Define your value hierarchy.

It’s been just over a year since the death of George Floyd and the tidal wave of conversations around equity and diversity in the workplace. Transitions are a moment to reflect on where we’ve been, what we’ve learned, and how that will inform the next leg of our journey. Crawford Hentz suggests to HR leaders: “Think about your value hierarchy. Really think about potential conflicts. For example: equality and equity. If you have to choose, which one do you choose?” Even the most tightly-defined company values leave room for interpretation and difficult choices. 

Keeping momentum for diversity, equity, inclusion, and belonging initiatives is imperative in the fight for building a more equitable workplace. As companies form affinity groups and mentoring programs, they should investigate potential conflicts that may arise. Crawford Hentz says, “[Give] people what they need, not what you want to provide. Not every person is going to need to learn about gaining a voice, some people are going to have to learn how to give power away or how to take turns speaking.” 

Cultivate a culture of meetings where everyone is heard.

Consider the ways you’ve been pleasantly surprised throughout this COVID-dominated era. People are more willing to change now than ever before. Crawford Hentz says leadership at A.W. Chesterton was “old-school” and “profoundly impacted by the inability of people to come into the office to work” at the start of the pandemic. Then, she says, “We looked at every job description and asked which jobs could continue to be done remotely. We’ve been trying for years to have workplace flexibility but could never make movement on it because people were afraid of performance dropping off.” 
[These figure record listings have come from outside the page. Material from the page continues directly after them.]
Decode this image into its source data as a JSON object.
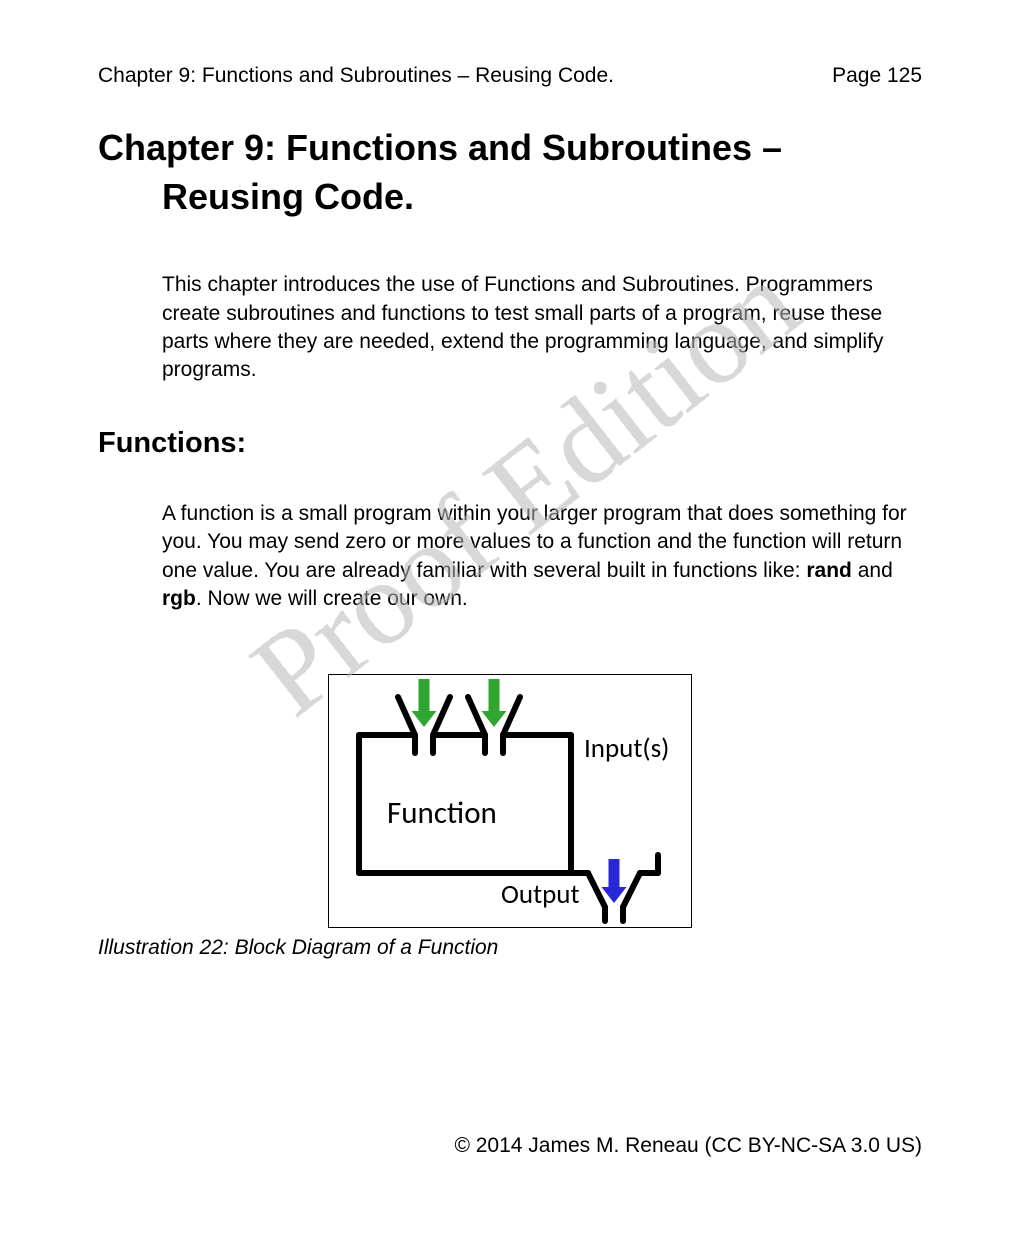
{
  "header": {
    "left": "Chapter 9: Functions and Subroutines – Reusing Code.",
    "right": "Page 125"
  },
  "title": {
    "line1": "Chapter 9: Functions and Subroutines –",
    "line2": "Reusing Code."
  },
  "intro": "This chapter introduces the use of Functions and Subroutines.  Programmers create subroutines and functions to test small parts of a program, reuse these parts where they are needed, extend the programming language, and simplify programs.",
  "section_heading": "Functions:",
  "functions_para": {
    "t1": "A function is a small program within your larger program that does something for you.  You may send zero or more values to a function and the function will return one value.  You are already familiar with several built in functions like: ",
    "b1": "rand",
    "t2": " and ",
    "b2": "rgb",
    "t3": ". Now we will create our own."
  },
  "diagram": {
    "box_label": "Function",
    "inputs_label": "Input(s)",
    "output_label": "Output",
    "input_arrow_color": "#2fa62f",
    "output_arrow_color": "#2828d8",
    "stroke": "#000000",
    "stroke_width": 6,
    "label_fontsize": 27,
    "label_font_family": "Calibri, 'Segoe UI', Arial, sans-serif"
  },
  "caption": "Illustration 22: Block Diagram of a Function",
  "footer": "© 2014 James M. Reneau (CC BY-NC-SA 3.0 US)",
  "watermark": {
    "text": "Proof Edition",
    "color": "#b8b8b8",
    "opacity": 0.55,
    "rotation_deg": -38,
    "fontsize": 120
  }
}
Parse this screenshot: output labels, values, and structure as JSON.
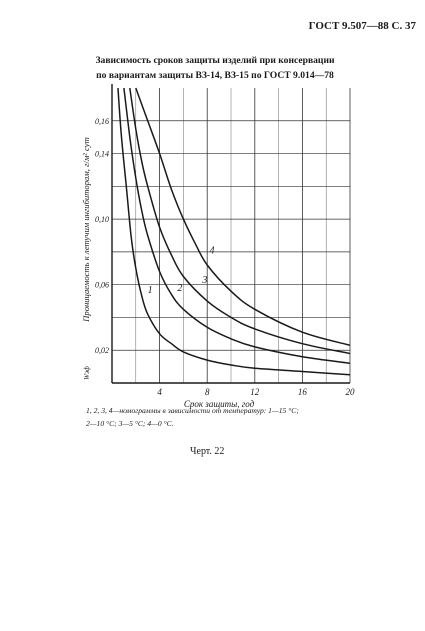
{
  "page": {
    "header": "ГОСТ 9.507—88 С. 37",
    "title_line1": "Зависимость сроков защиты изделий при консервации",
    "title_line2": "по вариантам защиты ВЗ-14, ВЗ-15 по ГОСТ 9.014—78",
    "caption_line1": "1, 2, 3, 4—номограммы в зависимости от температур: 1—15 °С;",
    "caption_line2": "2—10 °С; 3—5 °С; 4—0 °С.",
    "figure_label": "Черт. 22"
  },
  "colors": {
    "ink": "#1a1a1a",
    "grid": "#333333",
    "paper": "#ffffff"
  },
  "chart_data": {
    "type": "line",
    "title": "",
    "xlabel": "Срок защиты, год",
    "ylabel": "Проницаемость к летучим ингибиторам, г/м² сут",
    "y_unit_symbol": "Wэф",
    "xlim": [
      0,
      20
    ],
    "ylim": [
      0,
      0.18
    ],
    "x_ticks": [
      4,
      8,
      12,
      16,
      20
    ],
    "x_tick_labels": [
      "4",
      "8",
      "12",
      "16",
      "20"
    ],
    "y_ticks": [
      0.02,
      0.06,
      0.1,
      0.14,
      0.16
    ],
    "y_tick_labels": [
      "0,02",
      "0,06",
      "0,10",
      "0,14",
      "0,16"
    ],
    "grid": true,
    "series": [
      {
        "name": "1",
        "points": [
          [
            0.5,
            0.18
          ],
          [
            0.8,
            0.15
          ],
          [
            1.2,
            0.12
          ],
          [
            1.6,
            0.09
          ],
          [
            2,
            0.07
          ],
          [
            2.5,
            0.053
          ],
          [
            3,
            0.042
          ],
          [
            4,
            0.03
          ],
          [
            5,
            0.024
          ],
          [
            6,
            0.019
          ],
          [
            8,
            0.014
          ],
          [
            10,
            0.011
          ],
          [
            12,
            0.009
          ],
          [
            16,
            0.007
          ],
          [
            20,
            0.005
          ]
        ]
      },
      {
        "name": "2",
        "points": [
          [
            1,
            0.18
          ],
          [
            1.5,
            0.15
          ],
          [
            2,
            0.125
          ],
          [
            2.5,
            0.105
          ],
          [
            3,
            0.09
          ],
          [
            4,
            0.068
          ],
          [
            5,
            0.054
          ],
          [
            6,
            0.045
          ],
          [
            8,
            0.034
          ],
          [
            10,
            0.027
          ],
          [
            12,
            0.022
          ],
          [
            16,
            0.016
          ],
          [
            20,
            0.012
          ]
        ]
      },
      {
        "name": "3",
        "points": [
          [
            1.5,
            0.18
          ],
          [
            2,
            0.155
          ],
          [
            2.5,
            0.135
          ],
          [
            3,
            0.12
          ],
          [
            4,
            0.095
          ],
          [
            5,
            0.078
          ],
          [
            6,
            0.065
          ],
          [
            8,
            0.05
          ],
          [
            10,
            0.04
          ],
          [
            12,
            0.033
          ],
          [
            16,
            0.024
          ],
          [
            20,
            0.018
          ]
        ]
      },
      {
        "name": "4",
        "points": [
          [
            2,
            0.18
          ],
          [
            3,
            0.16
          ],
          [
            4,
            0.14
          ],
          [
            5,
            0.118
          ],
          [
            6,
            0.1
          ],
          [
            7,
            0.085
          ],
          [
            8,
            0.072
          ],
          [
            10,
            0.056
          ],
          [
            12,
            0.045
          ],
          [
            16,
            0.031
          ],
          [
            20,
            0.023
          ]
        ]
      }
    ],
    "curve_label_anchors": [
      {
        "name": "1",
        "x": 3.2,
        "y": 0.055
      },
      {
        "name": "2",
        "x": 5.7,
        "y": 0.056
      },
      {
        "name": "3",
        "x": 7.8,
        "y": 0.061
      },
      {
        "name": "4",
        "x": 8.4,
        "y": 0.079
      }
    ]
  }
}
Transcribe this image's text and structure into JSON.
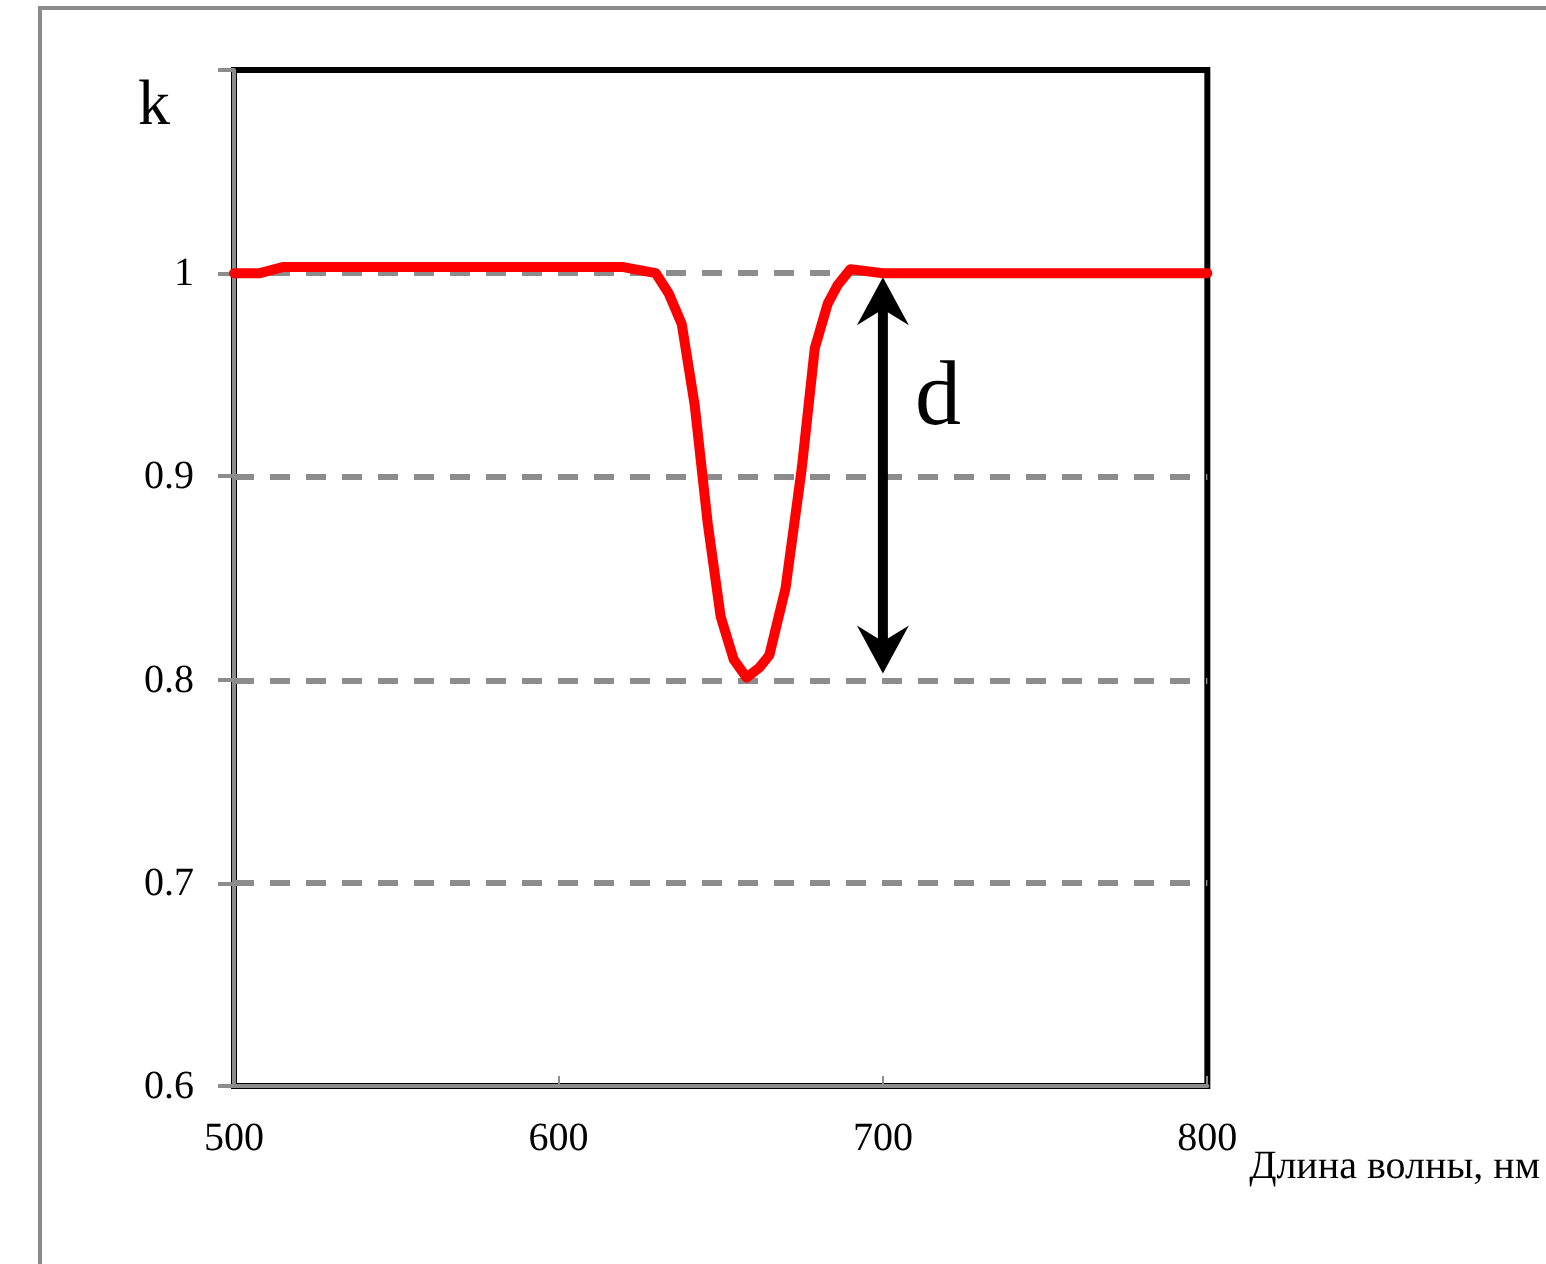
{
  "chart_data": {
    "type": "line",
    "ylabel": "k",
    "xlabel": "Длина волны, нм",
    "x": [
      500,
      508,
      515,
      540,
      580,
      620,
      630,
      634,
      638,
      642,
      646,
      650,
      654,
      658,
      662,
      665,
      670,
      675,
      679,
      683,
      686,
      690,
      700,
      750,
      800
    ],
    "series": [
      {
        "color": "#ff0000",
        "values": [
          1.0,
          1.0,
          1.003,
          1.003,
          1.003,
          1.003,
          1.0,
          0.99,
          0.975,
          0.935,
          0.877,
          0.831,
          0.81,
          0.801,
          0.806,
          0.812,
          0.845,
          0.904,
          0.963,
          0.985,
          0.994,
          1.002,
          1.0,
          1.0,
          1.0
        ]
      }
    ],
    "xlim": [
      500,
      800
    ],
    "xticks": [
      500,
      600,
      700,
      800
    ],
    "ylim": [
      0.6,
      1.1
    ],
    "yticks": [
      0.6,
      0.7,
      0.8,
      0.9,
      1,
      {
        "value": 1.1,
        "label": null
      }
    ],
    "grid": "y",
    "marker": "none",
    "line_style": "solid",
    "annotations": [
      "d"
    ]
  }
}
A.W. Chesterton’s leadership has made a 180 pivot on his position regarding remote work, now insisting that people “come from where you are,” literally. All meetings are required to be remote-accessible. “You can join just audio or on camera if you feel like it, but we have to set up conference rooms in the building now so that all meetings are hosted on [video-conferencing software.]” Crawford Hentz adds that all meetings include a facilitator, whose goal is to help everyone feel heard. She’s been charged with creating an internal “Best Practices for Meetings” handbook.

Crawford Hentz shared, “I was afraid that we would come back to the building and not reap the benefits of performance-based culture that we’ve gained over this last year,” but upon taking inventory of the ways that these new practices have shifted her company’s culture for the better, she’s hopeful for the future.